Merely 24 of 158 powers are being – only temporarily – retained by Westminster to preserve the integrity of the UK single market.
It is hardly a “power grab”.
Theresa May will undoubtedly repeat her “now is not the time” mantra until well after the 2021 Holyrood election – by then many of the disputed powers will have been devolved to Holyrood.
Back to the anti-UK grievance drawing board, Ms Sturgeon?
Double tragedy is hard to take
Sir, –While a student at Duncan of Jordanstone College of Art in the 1970s, we had reciprocal visits from Glasgow students to Dundee Art College and Dundee students visiting Glasgow and Edinburgh Schools of Art from time to time.
The Glasgow School of Art also had a great Charles Rennie Mackintosh design.
I could not believe it when the first fire struck GSA in 2014.
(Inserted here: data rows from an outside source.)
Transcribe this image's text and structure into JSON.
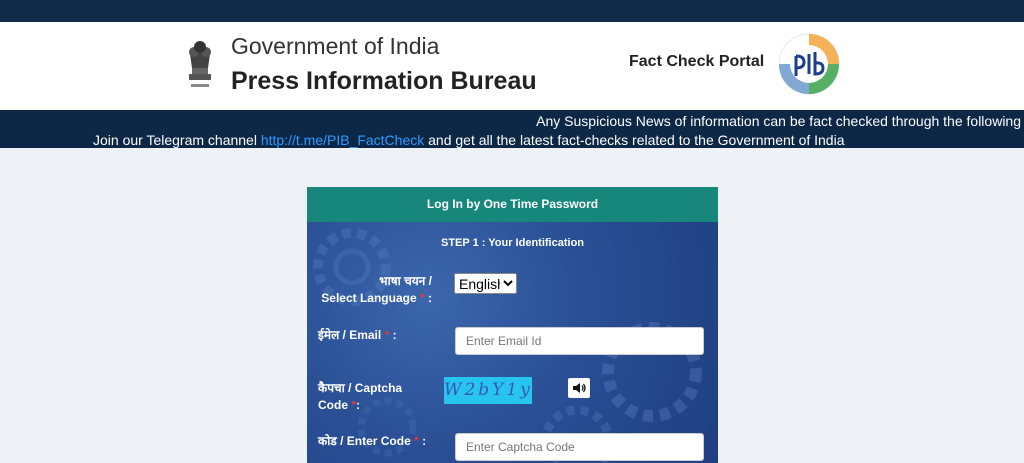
{
  "header": {
    "gov_line": "Government of India",
    "bureau_line": "Press Information Bureau",
    "portal_title": "Fact Check Portal"
  },
  "ticker": {
    "line1": "Any Suspicious News of information can be fact checked through the following",
    "line2_prefix": "Join our Telegram channel ",
    "telegram_link": "http://t.me/PIB_FactCheck",
    "line2_suffix": " and get all the latest fact-checks related to the Government of India"
  },
  "login": {
    "header": "Log In by One Time Password",
    "step_title": "STEP 1 : Your Identification",
    "language_label_hi": "भाषा चयन /",
    "language_label_en": "Select Language",
    "language_selected": "English",
    "email_label": "ईमेल / Email",
    "email_placeholder": "Enter Email Id",
    "captcha_label_line1": "कैपचा / Captcha",
    "captcha_label_line2": "Code",
    "captcha_text": "W2bY1y",
    "code_label": "कोड / Enter Code",
    "code_placeholder": "Enter Captcha Code",
    "required_mark": "*",
    "colon": ":"
  },
  "colors": {
    "navy": "#0d2746",
    "teal": "#17877b",
    "link": "#2d9cff",
    "required": "#e03a3a"
  }
}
It is just tragic to think that £35 million was spent and work nearly completed when a total inferno on June 15 destroyed the whole building all over again.
Stewart M. Wilkie.
Hypocrisy is staggering
Sir, – Claims by Theresa May that a so-called “Brexit dividend” will help pay for a boost to NHS spending in England worth £20 billion a year within five years are highly disingenuous.
In this regard, the Tory chair of the health committee, Sarah Wollaston MP, is absolutely right in calling this claim “tosh”.
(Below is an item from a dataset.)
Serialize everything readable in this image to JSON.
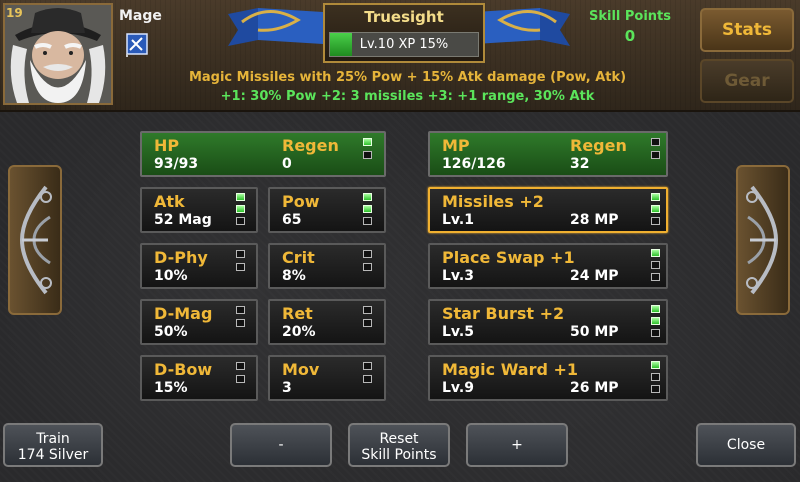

The UK will continue to pay into the EU through the transition until the end of 2020, and will pay £20 billion of the “divorce bill” through to 2028.
In addition, the UK Government has committed to keep EU funding for agricultural subsidies, research and development and other key areas at the same level in the short-term.
These are set figures so it will be at least 10 years before any so-called “Brexit dividend”, if it were ever to materialise, is to be realised.
Add to that, if the Office for Budget Responsibility (OBR) forecasts are accurate, the public finances are set to be £15 billion a year worse off by 2021, equivalent to £300 million a week.
Ms May must come clean over whether she intends to finance this increased spend through increased taxes, increased borrowing, or a combination of the two.
Interestingly, if taxes are set to rise, which they will clearly have to, it is staggering hypocrisy for the Tories to have attacked the Scottish Government’s boosting of the NHS in Scotland through progressive tax changes, and then look to hike taxes themselves.
77 Leamington Terrace,
Branch closures not justified
Sir, – How on earth can the Royal Bank of Scotland justify closing branches when I had to queue for half an hour to be served on a recent visit to their former head office branch in Edinburgh?